Wednesday, January 28, 2009

Trivial lemma => powerful circuit lower bounds

Remember the very first lemma we used in the proof of the Valiant-Vazirani Theorem? Though simple, it's actually extremely useful. Here is an equivalent way to state it:

Lemma: There is a degree-2 "randomized $F_2$-polynomial" for the OR function. Precisely, the degree-2 polynomial

$p(x,r) = \sum_{i=1}^n r_i x_i$ mod 2

computes the function OR($x$) with one-sided error $1/2$ when its "random bits" $r$ are chosen uniformly.

It's an easy exercise to show from this that there is a degree-$O(\log n)$ "randomized $F_2$-polynomial" which computes the OR function with one-sided error $1/n^{100}$. Of course, there is similarly one for AND. By combining these, you can get a polylog$(n)$-degree randomized polynomial for any "$AC^0$" circuit.

Definition: A circuit is in "$AC^0$" if it is of polynomial size and constant depth. Here we allow AND and OR gates of unbounded fan-in (otherwise you couldn't even compute the AND of all bits in constant depth!).

But for some basic functions -- e.g., the function

$f(x_1, ... , x_n) = \sum_{i=1}^n x_i$ mod 3

-- it's not too hard to show that they can't have a polylog$(n)$-degree randomized polynomial. Hence we get a rare circuit lower bound: this $f$ cannot be computed in $AC^0$.

We will probably do this more explicitly later in the course. This idea is also used crucially in Braverman's remarkable paper, discussed in an earlier blog post.

Tuesday, January 27, 2009

Lecture 5

The topics in Lecture 5 were: Why having an algorithm for SAT is different from having an oracle for SAT; the Valiant-Vazirani theorem ("Unique-SAT $\in P \Rightarrow$ SAT $\in RP$"); pairwise-independent hash families; most of the Approximate Counting Theorem.

Monday, January 26, 2009

If pigs could whistle, then horses could fly

Sometimes a result in Complexity Theory is described (or disparaged?) with the phrase, "If pigs could whistle, then horses could fly". (I can't figure out how this got started; the earliest online example I could find was from Dan Spielman's lecture notes but I'm pretty sure I heard it well before this. Can someone antedate this reference?)

The meaning is that the result is of the form "(something probably false) implies (something probably false)". An example is the Karp-Lipton Theorem:

$NP \subseteq P/poly \Rightarrow$ the Hierarchy collapses.

If you really believe "$NP \subseteq P/poly$" is false, then in some sense the statement is vacuous. If you somehow intuitively feel that "the Hierarchy collapses" is even more probably false than "$NP \subseteq P/poly$" then the statement has value; its contrapositive is that "assuming the Hierarchy doesn't collapse" (which you strongly believe), $NP$ does not have polynomial-size circuits (which maybe you believed less)?

In this particular case, I don't know what your intuition is, but I suppose mine is that I feel $NP \subseteq P/poly$ is more false-seeming than that the Hierarchy collapse.

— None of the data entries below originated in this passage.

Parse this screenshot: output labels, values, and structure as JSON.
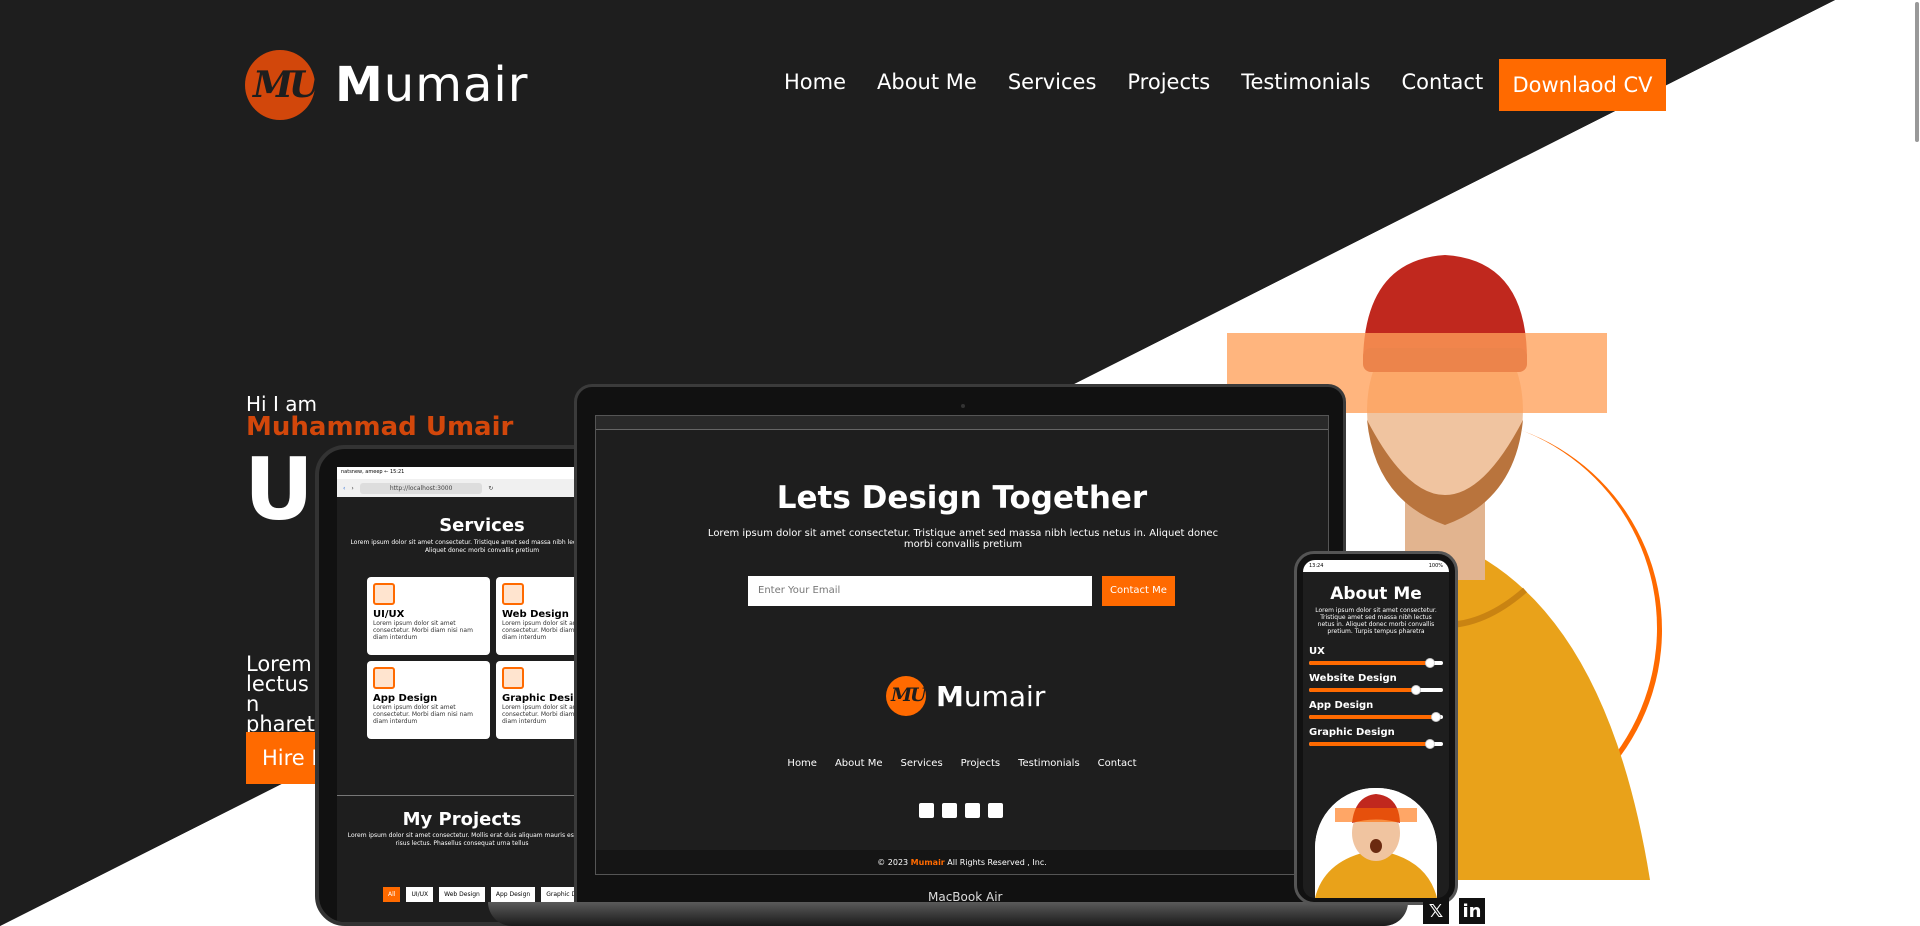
{
  "header": {
    "logo_text": "Mumair",
    "logo_mark": "MU",
    "nav": [
      "Home",
      "About Me",
      "Services",
      "Projects",
      "Testimonials",
      "Contact"
    ],
    "cv_button": "Downlaod CV"
  },
  "hero": {
    "greeting": "Hi I am",
    "name": "Muhammad Umair",
    "role_partial": "UI",
    "para_line1": "Lorem i",
    "para_line2": "lectus n",
    "para_line3": "pharetr",
    "hire_button": "Hire Me"
  },
  "tablet": {
    "status": "natsnew, ameep ← 15:21",
    "url": "http://localhost:3000",
    "services_title": "Services",
    "services_sub": "Lorem ipsum dolor sit amet consectetur. Tristique amet sed massa nibh lectus netus in. Aliquet donec morbi convallis pretium",
    "cards": [
      {
        "title": "UI/UX",
        "desc": "Lorem ipsum dolor sit amet consectetur. Morbi diam nisi nam diam interdum"
      },
      {
        "title": "Web Design",
        "desc": "Lorem ipsum dolor sit amet consectetur. Morbi diam nisi nam diam interdum"
      },
      {
        "title": "App Design",
        "desc": "Lorem ipsum dolor sit amet consectetur. Morbi diam nisi nam diam interdum"
      },
      {
        "title": "Graphic Design",
        "desc": "Lorem ipsum dolor sit amet consectetur. Morbi diam nisi nam diam interdum"
      }
    ],
    "projects_title": "My Projects",
    "projects_sub": "Lorem ipsum dolor sit amet consectetur. Mollis erat duis aliquam mauris est risus lectus. Phasellus consequat urna tellus",
    "project_tabs": [
      "All",
      "UI/UX",
      "Web Design",
      "App Design",
      "Graphic De"
    ]
  },
  "laptop": {
    "title": "Lets Design Together",
    "subtitle": "Lorem ipsum dolor sit amet consectetur. Tristique amet sed massa nibh lectus netus in. Aliquet donec morbi convallis pretium",
    "email_placeholder": "Enter Your Email",
    "contact_button": "Contact Me",
    "logo_text": "Mumair",
    "logo_mark": "MU",
    "nav": [
      "Home",
      "About Me",
      "Services",
      "Projects",
      "Testimonials",
      "Contact"
    ],
    "footer_pre": "© 2023 ",
    "footer_brand": "Mumair",
    "footer_post": " All Rights Reserved , Inc.",
    "brand_label": "MacBook Air"
  },
  "phone": {
    "time": "13:24",
    "battery": "100%",
    "title": "About Me",
    "subtitle": "Lorem ipsum dolor sit amet consectetur. Tristique amet sed massa nibh lectus netus in. Aliquet donec morbi convallis pretium. Turpis tempus pharetra",
    "skills": [
      {
        "name": "UX",
        "level": 0.9
      },
      {
        "name": "Website Design",
        "level": 0.8
      },
      {
        "name": "App Design",
        "level": 0.95
      },
      {
        "name": "Graphic Design",
        "level": 0.9
      }
    ]
  },
  "colors": {
    "accent": "#ff6a00",
    "accent_dark": "#d2470b",
    "dark_bg": "#1e1e1e"
  },
  "bottom_social": [
    "twitter-icon",
    "linkedin-icon"
  ]
}
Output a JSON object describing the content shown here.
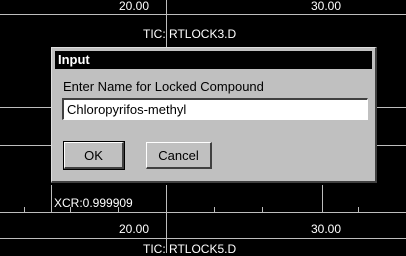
{
  "plot_top": {
    "tick_left": "20.00",
    "tick_right": "30.00",
    "trace_label": "TIC: RTLOCK3.D"
  },
  "plot_bottom": {
    "xcr_label": "XCR:0.999909",
    "tick_left": "20.00",
    "tick_right": "30.00",
    "trace_label": "TIC: RTLOCK5.D"
  },
  "dialog": {
    "title": "Input",
    "prompt": "Enter Name for Locked Compound",
    "input_value": "Chloropyrifos-methyl",
    "ok_label": "OK",
    "cancel_label": "Cancel"
  }
}
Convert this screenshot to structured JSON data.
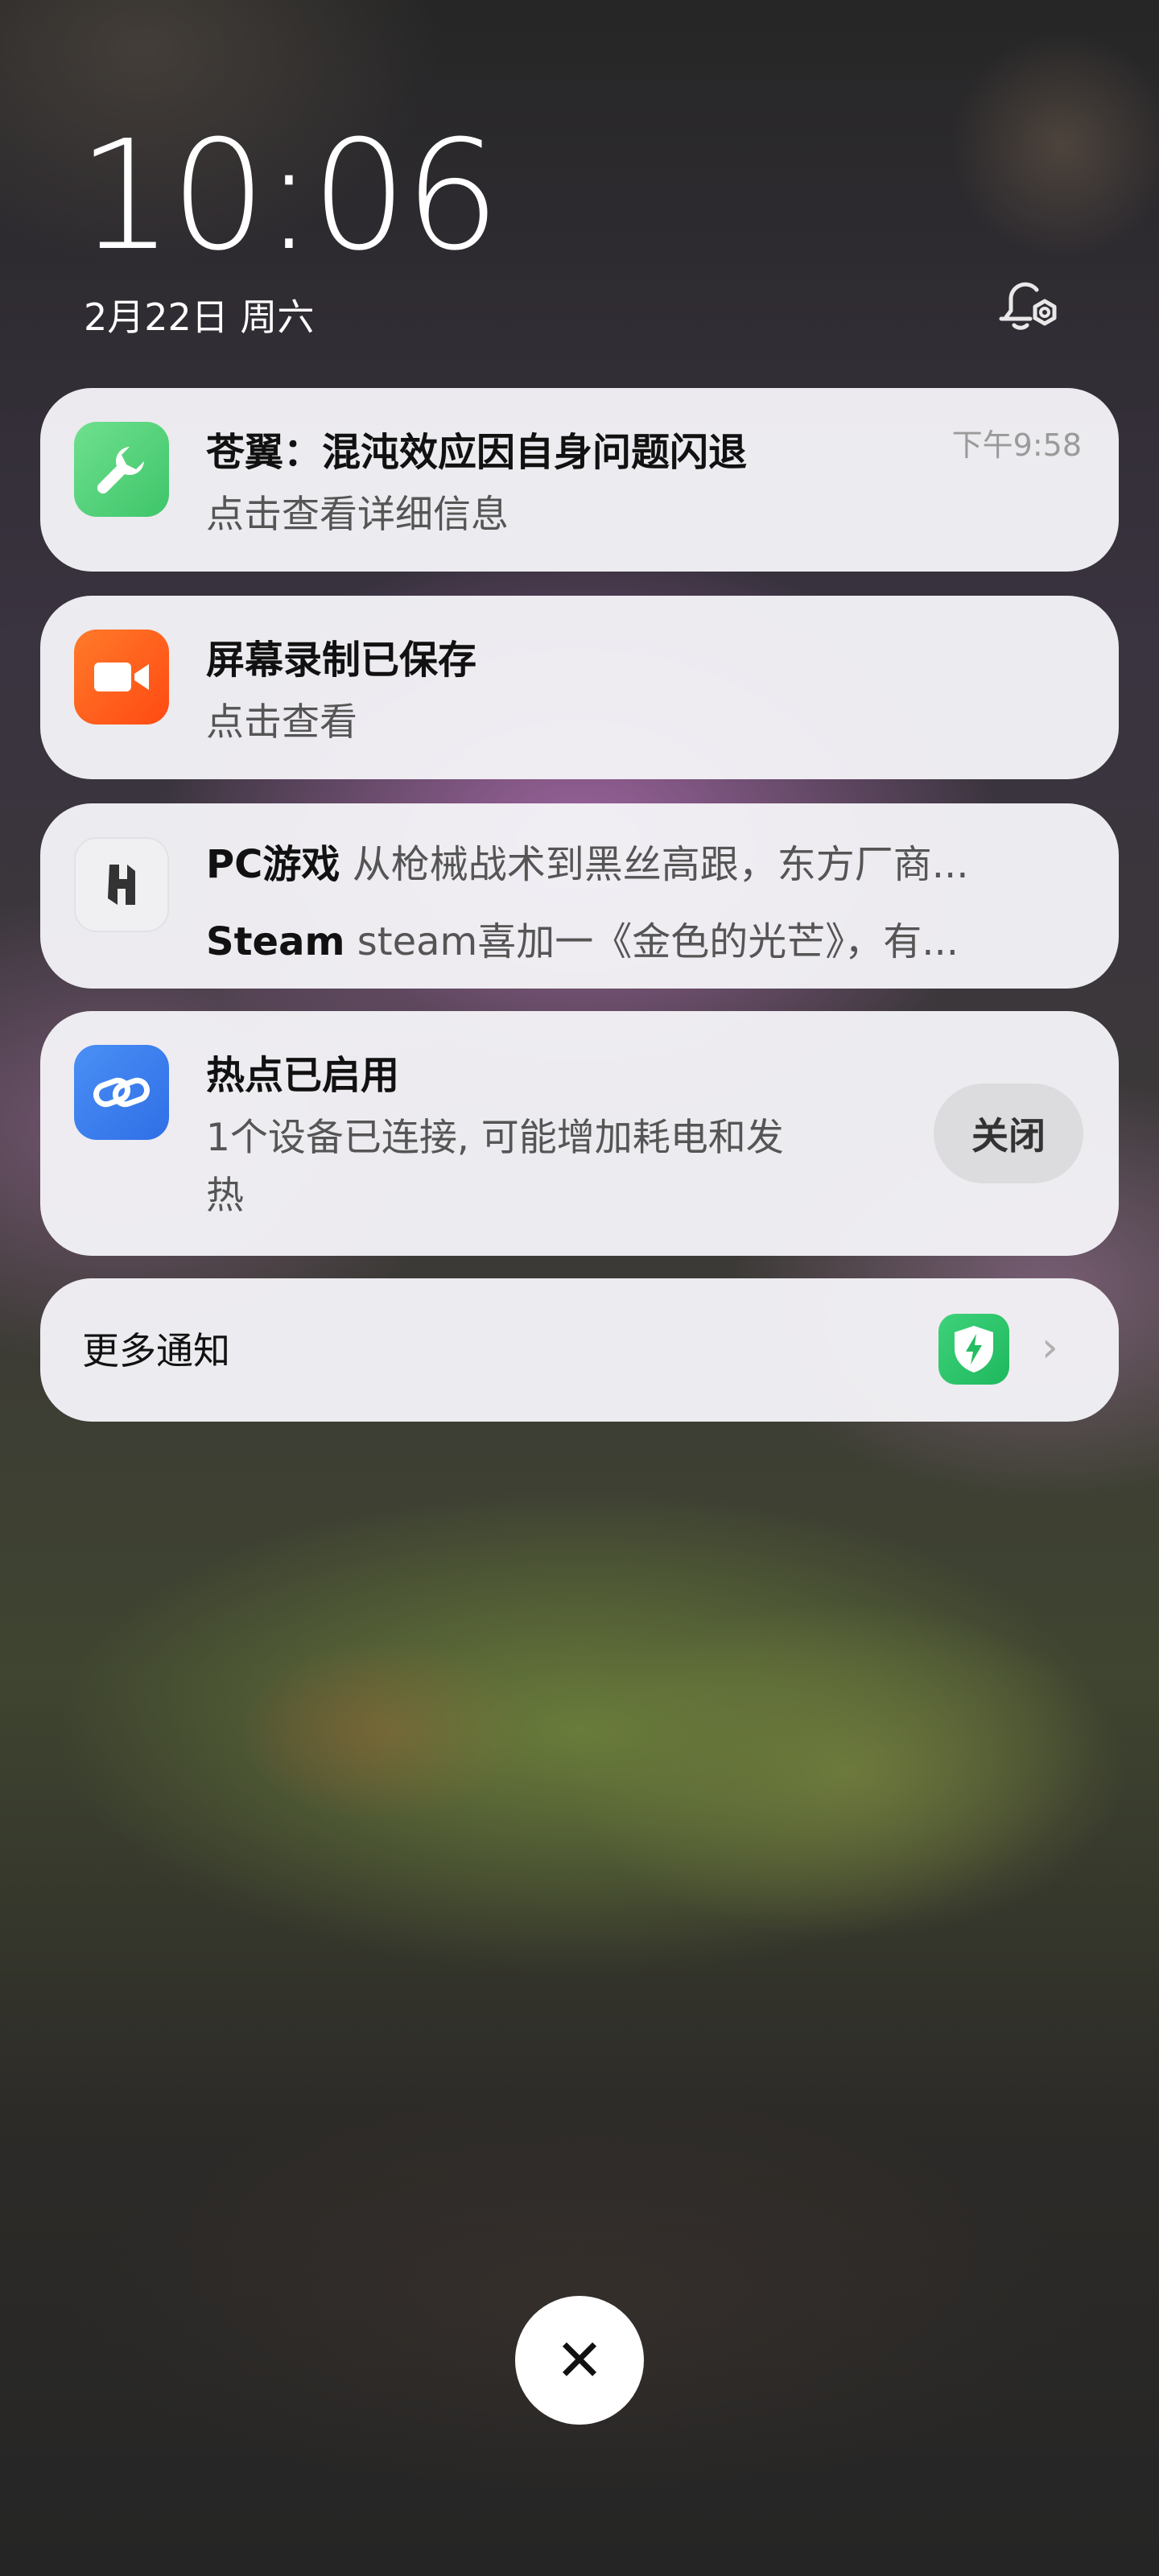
{
  "lockscreen": {
    "time": "10:06",
    "date": "2月22日 周六"
  },
  "notifications": [
    {
      "icon": "wrench-icon",
      "icon_color": "#4cd07a",
      "title": "苍翼：混沌效应因自身问题闪退",
      "text": "点击查看详细信息",
      "time": "下午9:58"
    },
    {
      "icon": "video-camera-icon",
      "icon_color": "#ff5a1f",
      "title": "屏幕录制已保存",
      "text": "点击查看"
    },
    {
      "icon": "game-center-icon",
      "icon_color": "#f2f2f4",
      "lines": [
        {
          "sender": "PC游戏",
          "text": "从枪械战术到黑丝高跟，东方厂商..."
        },
        {
          "sender": "Steam",
          "text": "steam喜加一《金色的光芒》，有..."
        }
      ]
    },
    {
      "icon": "link-icon",
      "icon_color": "#3a7ff0",
      "title": "热点已启用",
      "text_line1": "1个设备已连接, 可能增加耗电和发",
      "text_line2": "热",
      "action": "关闭"
    }
  ],
  "more": {
    "label": "更多通知",
    "icon": "shield-lightning-icon"
  },
  "dismiss": {
    "icon": "close-icon",
    "glyph": "✕"
  }
}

So does the Karp-Lipton tell me anything?! Or is it just, "If pigs could whistle, then horses could fly"?

In this case, the theorem is very meaningful -- but for another reason. As Scott Aaronson once wrote in a blog comment on this subject, "It gives one of the few known bridges between [TM-based complexity classes] and [circuits] -- and thereby lets us prove interesting circuit lower bounds." By this he means the fact that $\Sigma_2$ does not have polynomial-size circuits -- Problem 4c on your homework!

Friday, January 23, 2009

The many characterizations of NP

When I first heard of nondeterministic Turing machines and the complexity class NP, I thought the idea was somewhat contrived. Alan Turing’s original work laid out a computational model which Turing believed captured all of the important artifacts of a person performing a computation. If you want to take a look at Turing’s paper (it’s a good read!), you can find a copy of it here: Today, we are taught to think of Turing machines like specific computer programs or computers (universal TMs). Most programmers would be aghast at the thought of a computer being able to guess inputs to functions or take different courses of action in the middle of a computation. It turns out that despite some of the strangeness of thinking about nondeterministic machines, the complexity class NP has many interesting equivalent definitions without the use of nondeterminism. The goal of this blog post is to explore these various equivalences in more detail.

We first saw robustness in our definitions when we showed that polytime multi-tape TMs have equivalent polytime single-tape TMs. Thus, the class P is robust in the sense that it doesn’t matter whether we use a single or multi-tape TM to solve problems in P, EXP, etc. In a somewhat similar looking result, Savatch’s theorem relates the amount of space required by a deterministic simulation of a nondeterministic machine as follows: $NSPACE(f(n)) \subseteq DSPACE(f^2(n))$. Hence, the class PSPACE is robust to whether we use deterministic or nondeterministic machines. In the area of low space complexity, we still don’t know whether L = NL. However, Immerman and Szelepcsenyi independently showed that NL = co-NL. We’ll return back to this later when we mention descriptive complexity theory.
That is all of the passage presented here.